Machine Learning (Theory)

1/7/2015

The NIPS experiment

Tags: Conferences,Machine Learning jl@ 2:38 pm

Corinna Cortes and Neil Lawrence ran the NIPS experiment where 1/10th of papers submitted to NIPS went through the NIPS review process twice, and then the accept/reject decision was compared. This was a great experiment, so kudos to NIPS for being willing to do it and to Corinna & Neil for doing it.

The 26% disagreement rate presented at the conference understates the meaning in my opinion, given the 22% acceptance rate. The immediate implication is that between 1/2 and 2/3 of papers accepted at NIPS would have been rejected if reviewed a second time. For analysis details and discussion about that, see here.

Let’s give P(reject in 2nd review | accept 1st review) a name: arbitrariness. For NIPS 2014, arbitrariness was ~60%. Given such a stark number, the primary question is “what does it mean?”

Does it mean there is no signal in the accept/reject decision? Clearly not—a purely random decision would have arbitrariness of ~78%. It is however quite notable that 60% is much closer to 78% than 0%.

Does it mean that the NIPS accept/reject decision is unfair? Not necessarily. If a pure random number generator made the accept/reject decision, it would be ‘fair’ in the same sense that a lottery is fair, and have an arbitrariness of ~78%.

Does it mean that the NIPS accept/reject decision could be unfair? The numbers give no judgement here. It is however a natural fallacy to imagine that random judgements derived from people implies unfairness, so I would encourage people to withhold judgement on this question for now.

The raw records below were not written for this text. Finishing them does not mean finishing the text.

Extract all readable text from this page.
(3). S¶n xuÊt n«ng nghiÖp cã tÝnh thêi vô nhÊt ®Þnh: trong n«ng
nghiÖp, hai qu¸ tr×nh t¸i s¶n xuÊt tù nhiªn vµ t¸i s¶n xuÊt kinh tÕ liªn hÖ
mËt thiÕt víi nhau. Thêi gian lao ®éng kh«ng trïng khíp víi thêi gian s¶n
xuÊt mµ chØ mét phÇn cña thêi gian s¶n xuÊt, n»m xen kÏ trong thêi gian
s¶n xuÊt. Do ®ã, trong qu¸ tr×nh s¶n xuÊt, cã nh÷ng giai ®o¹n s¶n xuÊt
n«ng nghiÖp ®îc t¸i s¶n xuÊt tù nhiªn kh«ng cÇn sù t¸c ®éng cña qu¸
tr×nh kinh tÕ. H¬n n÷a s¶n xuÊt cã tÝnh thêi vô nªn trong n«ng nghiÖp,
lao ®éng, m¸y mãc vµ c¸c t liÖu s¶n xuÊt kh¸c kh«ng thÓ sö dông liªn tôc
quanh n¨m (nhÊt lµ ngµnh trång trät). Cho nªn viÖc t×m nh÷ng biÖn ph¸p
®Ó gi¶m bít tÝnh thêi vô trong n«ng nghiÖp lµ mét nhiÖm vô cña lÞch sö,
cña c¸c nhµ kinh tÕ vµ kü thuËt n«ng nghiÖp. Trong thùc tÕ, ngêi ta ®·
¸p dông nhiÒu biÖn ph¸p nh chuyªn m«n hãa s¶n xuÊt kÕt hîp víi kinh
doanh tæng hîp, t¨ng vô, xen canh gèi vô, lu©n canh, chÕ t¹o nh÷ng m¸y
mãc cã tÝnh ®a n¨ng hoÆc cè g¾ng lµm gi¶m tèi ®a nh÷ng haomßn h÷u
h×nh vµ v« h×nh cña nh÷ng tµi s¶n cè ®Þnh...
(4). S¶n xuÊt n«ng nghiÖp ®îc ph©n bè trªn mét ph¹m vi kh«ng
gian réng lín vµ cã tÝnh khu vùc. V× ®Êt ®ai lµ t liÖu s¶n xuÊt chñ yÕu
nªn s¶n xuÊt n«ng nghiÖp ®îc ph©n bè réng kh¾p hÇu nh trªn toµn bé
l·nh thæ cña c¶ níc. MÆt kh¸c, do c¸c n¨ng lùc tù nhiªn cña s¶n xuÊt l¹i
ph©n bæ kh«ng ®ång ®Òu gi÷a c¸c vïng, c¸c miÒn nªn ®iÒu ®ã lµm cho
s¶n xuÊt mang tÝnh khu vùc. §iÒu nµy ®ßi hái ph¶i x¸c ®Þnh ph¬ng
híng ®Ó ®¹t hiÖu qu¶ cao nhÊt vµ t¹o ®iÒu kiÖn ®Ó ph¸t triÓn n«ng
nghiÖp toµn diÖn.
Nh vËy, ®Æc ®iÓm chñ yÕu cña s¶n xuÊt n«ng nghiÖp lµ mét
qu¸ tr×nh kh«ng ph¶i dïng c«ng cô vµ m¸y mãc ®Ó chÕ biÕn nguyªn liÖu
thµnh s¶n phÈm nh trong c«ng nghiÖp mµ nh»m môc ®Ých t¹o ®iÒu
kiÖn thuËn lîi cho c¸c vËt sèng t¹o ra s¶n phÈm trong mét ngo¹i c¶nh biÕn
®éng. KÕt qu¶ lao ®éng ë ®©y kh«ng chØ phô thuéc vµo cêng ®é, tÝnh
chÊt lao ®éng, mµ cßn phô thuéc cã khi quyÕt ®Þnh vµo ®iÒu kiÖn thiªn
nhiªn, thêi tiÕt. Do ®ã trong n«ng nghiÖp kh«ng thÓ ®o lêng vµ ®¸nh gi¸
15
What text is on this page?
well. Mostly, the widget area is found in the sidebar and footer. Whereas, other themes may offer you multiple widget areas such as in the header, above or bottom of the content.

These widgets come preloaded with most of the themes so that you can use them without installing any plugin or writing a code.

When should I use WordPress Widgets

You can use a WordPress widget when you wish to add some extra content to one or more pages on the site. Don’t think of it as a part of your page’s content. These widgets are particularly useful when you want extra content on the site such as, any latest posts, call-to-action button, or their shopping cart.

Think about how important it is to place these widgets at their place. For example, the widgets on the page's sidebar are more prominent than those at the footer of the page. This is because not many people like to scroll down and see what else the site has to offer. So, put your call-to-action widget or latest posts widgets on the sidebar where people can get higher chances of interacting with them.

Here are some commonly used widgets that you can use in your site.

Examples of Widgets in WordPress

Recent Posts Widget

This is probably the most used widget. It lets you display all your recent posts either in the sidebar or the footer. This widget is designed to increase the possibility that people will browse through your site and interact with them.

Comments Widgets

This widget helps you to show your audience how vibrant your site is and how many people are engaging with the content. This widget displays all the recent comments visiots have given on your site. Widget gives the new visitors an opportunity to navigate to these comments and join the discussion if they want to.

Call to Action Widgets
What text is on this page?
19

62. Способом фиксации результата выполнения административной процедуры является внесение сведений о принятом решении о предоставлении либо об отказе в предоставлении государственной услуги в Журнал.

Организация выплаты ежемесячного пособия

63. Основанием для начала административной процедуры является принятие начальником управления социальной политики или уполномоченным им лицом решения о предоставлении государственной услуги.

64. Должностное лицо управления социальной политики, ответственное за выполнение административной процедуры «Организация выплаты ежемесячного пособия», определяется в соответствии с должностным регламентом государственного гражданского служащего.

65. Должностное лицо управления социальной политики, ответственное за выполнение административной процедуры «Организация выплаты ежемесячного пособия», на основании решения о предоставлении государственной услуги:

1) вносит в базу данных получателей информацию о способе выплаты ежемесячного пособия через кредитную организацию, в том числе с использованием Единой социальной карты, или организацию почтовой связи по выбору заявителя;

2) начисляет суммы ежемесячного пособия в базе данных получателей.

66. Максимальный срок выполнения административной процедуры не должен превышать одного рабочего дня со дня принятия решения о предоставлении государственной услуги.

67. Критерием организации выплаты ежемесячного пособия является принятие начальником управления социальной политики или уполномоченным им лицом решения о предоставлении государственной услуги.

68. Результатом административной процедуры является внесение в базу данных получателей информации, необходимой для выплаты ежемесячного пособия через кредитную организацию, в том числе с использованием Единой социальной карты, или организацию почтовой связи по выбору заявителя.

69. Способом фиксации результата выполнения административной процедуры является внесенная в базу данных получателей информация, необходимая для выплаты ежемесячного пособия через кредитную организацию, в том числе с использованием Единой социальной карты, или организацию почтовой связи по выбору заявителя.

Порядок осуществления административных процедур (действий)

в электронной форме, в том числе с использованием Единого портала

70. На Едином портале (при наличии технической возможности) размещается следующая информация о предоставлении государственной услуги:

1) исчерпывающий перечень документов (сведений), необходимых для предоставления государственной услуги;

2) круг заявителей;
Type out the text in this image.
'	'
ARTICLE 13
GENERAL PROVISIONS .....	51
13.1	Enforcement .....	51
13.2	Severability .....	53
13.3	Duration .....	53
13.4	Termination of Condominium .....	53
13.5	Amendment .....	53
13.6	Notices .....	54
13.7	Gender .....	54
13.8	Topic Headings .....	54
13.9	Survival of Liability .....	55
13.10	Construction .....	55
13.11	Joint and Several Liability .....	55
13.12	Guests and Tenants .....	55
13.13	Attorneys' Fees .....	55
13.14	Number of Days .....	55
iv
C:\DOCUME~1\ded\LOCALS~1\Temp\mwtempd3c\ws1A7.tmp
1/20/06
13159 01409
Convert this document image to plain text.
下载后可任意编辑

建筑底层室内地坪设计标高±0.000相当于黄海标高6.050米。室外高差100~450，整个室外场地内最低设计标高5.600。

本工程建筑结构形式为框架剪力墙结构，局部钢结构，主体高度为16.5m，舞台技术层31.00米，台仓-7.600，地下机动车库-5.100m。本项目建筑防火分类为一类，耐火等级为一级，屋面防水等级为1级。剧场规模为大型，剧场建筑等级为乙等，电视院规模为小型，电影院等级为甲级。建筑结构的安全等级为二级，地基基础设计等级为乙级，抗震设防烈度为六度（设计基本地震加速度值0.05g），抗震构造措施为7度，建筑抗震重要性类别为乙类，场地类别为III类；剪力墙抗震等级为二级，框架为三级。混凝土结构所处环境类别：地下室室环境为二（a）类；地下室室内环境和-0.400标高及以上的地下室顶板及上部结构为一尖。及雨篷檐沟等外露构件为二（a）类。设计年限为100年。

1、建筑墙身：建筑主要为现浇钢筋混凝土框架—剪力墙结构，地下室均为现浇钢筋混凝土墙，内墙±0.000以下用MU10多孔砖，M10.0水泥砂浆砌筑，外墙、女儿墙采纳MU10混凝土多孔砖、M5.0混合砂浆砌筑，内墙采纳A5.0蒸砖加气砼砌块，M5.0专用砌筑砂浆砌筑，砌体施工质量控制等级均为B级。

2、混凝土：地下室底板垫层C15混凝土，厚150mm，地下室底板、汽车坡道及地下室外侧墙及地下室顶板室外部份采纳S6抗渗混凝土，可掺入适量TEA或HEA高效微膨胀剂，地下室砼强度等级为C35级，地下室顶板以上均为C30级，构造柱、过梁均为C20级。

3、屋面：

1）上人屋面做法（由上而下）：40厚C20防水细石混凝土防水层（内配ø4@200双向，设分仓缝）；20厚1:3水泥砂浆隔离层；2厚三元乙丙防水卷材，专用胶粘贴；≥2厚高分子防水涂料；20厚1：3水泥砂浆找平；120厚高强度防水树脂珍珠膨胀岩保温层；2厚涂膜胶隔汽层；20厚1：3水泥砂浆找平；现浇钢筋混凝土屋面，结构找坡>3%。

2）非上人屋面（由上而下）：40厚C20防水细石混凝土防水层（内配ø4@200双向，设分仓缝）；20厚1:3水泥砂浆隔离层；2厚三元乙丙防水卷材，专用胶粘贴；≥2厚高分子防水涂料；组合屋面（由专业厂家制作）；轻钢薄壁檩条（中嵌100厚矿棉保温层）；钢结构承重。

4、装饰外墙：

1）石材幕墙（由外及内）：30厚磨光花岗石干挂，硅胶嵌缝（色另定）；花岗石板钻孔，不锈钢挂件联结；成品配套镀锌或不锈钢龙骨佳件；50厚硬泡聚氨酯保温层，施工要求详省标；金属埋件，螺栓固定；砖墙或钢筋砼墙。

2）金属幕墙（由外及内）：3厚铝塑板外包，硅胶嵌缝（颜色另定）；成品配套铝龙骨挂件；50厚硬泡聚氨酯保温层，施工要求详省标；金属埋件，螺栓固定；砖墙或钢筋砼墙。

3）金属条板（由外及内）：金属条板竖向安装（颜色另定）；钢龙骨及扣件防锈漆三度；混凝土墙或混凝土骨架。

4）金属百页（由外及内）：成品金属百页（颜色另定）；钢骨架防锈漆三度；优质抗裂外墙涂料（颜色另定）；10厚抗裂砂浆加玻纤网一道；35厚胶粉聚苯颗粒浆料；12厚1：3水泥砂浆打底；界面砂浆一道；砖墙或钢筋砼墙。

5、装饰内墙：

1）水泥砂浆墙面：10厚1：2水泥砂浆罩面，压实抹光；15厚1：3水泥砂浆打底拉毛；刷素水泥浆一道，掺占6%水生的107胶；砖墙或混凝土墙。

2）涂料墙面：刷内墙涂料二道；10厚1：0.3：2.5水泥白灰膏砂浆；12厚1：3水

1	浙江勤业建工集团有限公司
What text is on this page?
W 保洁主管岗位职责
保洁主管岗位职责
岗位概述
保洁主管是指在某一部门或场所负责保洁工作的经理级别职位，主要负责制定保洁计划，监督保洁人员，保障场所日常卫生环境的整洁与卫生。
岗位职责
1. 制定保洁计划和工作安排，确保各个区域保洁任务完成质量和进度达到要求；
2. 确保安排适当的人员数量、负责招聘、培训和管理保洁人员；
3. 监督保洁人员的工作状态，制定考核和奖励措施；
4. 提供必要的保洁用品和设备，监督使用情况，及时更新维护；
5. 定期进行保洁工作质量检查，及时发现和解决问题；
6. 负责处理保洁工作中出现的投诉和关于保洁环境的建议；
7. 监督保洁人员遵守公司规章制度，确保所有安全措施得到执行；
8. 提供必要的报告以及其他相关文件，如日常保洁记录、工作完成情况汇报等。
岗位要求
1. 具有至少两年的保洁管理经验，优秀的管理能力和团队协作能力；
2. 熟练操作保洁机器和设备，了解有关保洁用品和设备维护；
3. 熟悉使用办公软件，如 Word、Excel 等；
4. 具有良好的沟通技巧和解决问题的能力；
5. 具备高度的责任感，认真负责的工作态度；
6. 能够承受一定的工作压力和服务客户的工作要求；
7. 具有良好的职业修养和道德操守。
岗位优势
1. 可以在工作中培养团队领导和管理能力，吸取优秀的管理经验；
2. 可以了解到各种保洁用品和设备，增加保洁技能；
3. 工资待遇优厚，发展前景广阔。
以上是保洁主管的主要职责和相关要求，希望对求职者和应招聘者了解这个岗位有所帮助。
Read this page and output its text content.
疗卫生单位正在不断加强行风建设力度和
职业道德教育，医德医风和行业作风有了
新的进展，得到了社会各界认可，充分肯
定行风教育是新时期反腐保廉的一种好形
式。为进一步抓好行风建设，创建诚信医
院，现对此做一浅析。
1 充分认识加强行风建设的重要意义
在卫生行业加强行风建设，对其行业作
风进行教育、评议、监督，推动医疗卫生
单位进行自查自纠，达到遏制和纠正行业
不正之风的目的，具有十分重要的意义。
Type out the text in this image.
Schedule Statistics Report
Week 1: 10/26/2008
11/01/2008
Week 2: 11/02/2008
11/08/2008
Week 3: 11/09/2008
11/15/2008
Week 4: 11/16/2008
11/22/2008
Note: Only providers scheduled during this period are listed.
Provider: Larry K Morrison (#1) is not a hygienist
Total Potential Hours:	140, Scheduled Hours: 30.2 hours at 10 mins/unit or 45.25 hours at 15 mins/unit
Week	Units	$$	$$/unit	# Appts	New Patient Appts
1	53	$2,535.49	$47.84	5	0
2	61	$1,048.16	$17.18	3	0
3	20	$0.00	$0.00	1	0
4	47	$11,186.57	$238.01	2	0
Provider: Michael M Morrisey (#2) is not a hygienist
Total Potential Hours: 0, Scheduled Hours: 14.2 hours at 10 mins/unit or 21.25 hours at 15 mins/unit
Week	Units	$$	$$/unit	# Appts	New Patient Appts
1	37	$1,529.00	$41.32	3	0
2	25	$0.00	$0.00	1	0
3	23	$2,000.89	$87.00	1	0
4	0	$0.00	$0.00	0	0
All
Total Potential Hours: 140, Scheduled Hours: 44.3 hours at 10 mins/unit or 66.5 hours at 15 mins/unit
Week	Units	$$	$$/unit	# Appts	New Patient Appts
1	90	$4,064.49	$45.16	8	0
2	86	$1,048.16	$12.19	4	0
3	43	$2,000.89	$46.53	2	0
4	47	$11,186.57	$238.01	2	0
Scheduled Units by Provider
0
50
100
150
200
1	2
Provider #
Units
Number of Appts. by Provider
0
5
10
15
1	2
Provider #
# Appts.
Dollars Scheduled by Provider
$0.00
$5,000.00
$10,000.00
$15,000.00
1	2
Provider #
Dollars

Is an arbitrariness of 0% the goal? Achieving 0% arbitrariness is easy: just choose all papers with an md5sum that ends in 00 (in binary). Clearly, there is something more to be desired from a reviewing process.

Perhaps this means we should decrease the acceptance rate? Maybe, but this makes sense only if you believe that arbitrariness is good, as it will almost surely increase the arbitrariness. In the extreme case where only one paper is accepted, the odds of it being the rejected on re-review are near 100%.

Perhaps this means we should increase the acceptance rate? If all papers submmitted were accepted, the arbitrariness would be 0, but as mentioned above arbitrariness 0 is not the goal.

Perhaps this means that NIPS is a very broad conference with substantial disagreement by reviewers (and attendees) about what is important? Maybe. This even seems plausible to me, given anecdotal personal experience. Perhaps small highly-focused conferences have a smaller arbitrariness?

Perhaps this means that researchers submit themselves to an arbitrary process for historical reasons? The arbitrariness is clear, but the reason less so. A mostly-arbitrary review process may be helpful in the sense that it gives authors a painful-but-useful opportunity to debug the easy ways to misinterpret their work. It may also be helpful in that it perfectly rejects the bottom 20% of papers which are actively wrong, and hence harmful to the process of developing knowledge. None of these reasons are confirmed of course.

Is it possible to do better? I believe the answer is “yes”, but it should be understood as a fundamentally difficult problem. Every program chair who cares tries to tweak the reviewing process to be better, and there have been many smart program chairs that tried hard. Why isn’t it better? There are strong nonvisible constraints on the reviewers time and attention.

What does it mean? In the end, I think it means two things of real importance.

  1. The result of the process is mostly arbitrary. As an author, I found rejects of good papers very hard to swallow, especially when the reviews were nonsensical. Learning to accept that the process has a strong element of arbitrariness helped me deal with that. Now there is proof, so new authors need not be so discouraged.
  2. CMT now has a tool for measuring arbitrariness that can be widely used by other conferences. Joelle and I changed ICML 2012 in various ways. Many of these appeared beneficial and some stuck, but others did not. In the long run, it’s the things which stick that matter. Being able to measure the review process in a more powerful way might be beneficial in getting good review practices to stick.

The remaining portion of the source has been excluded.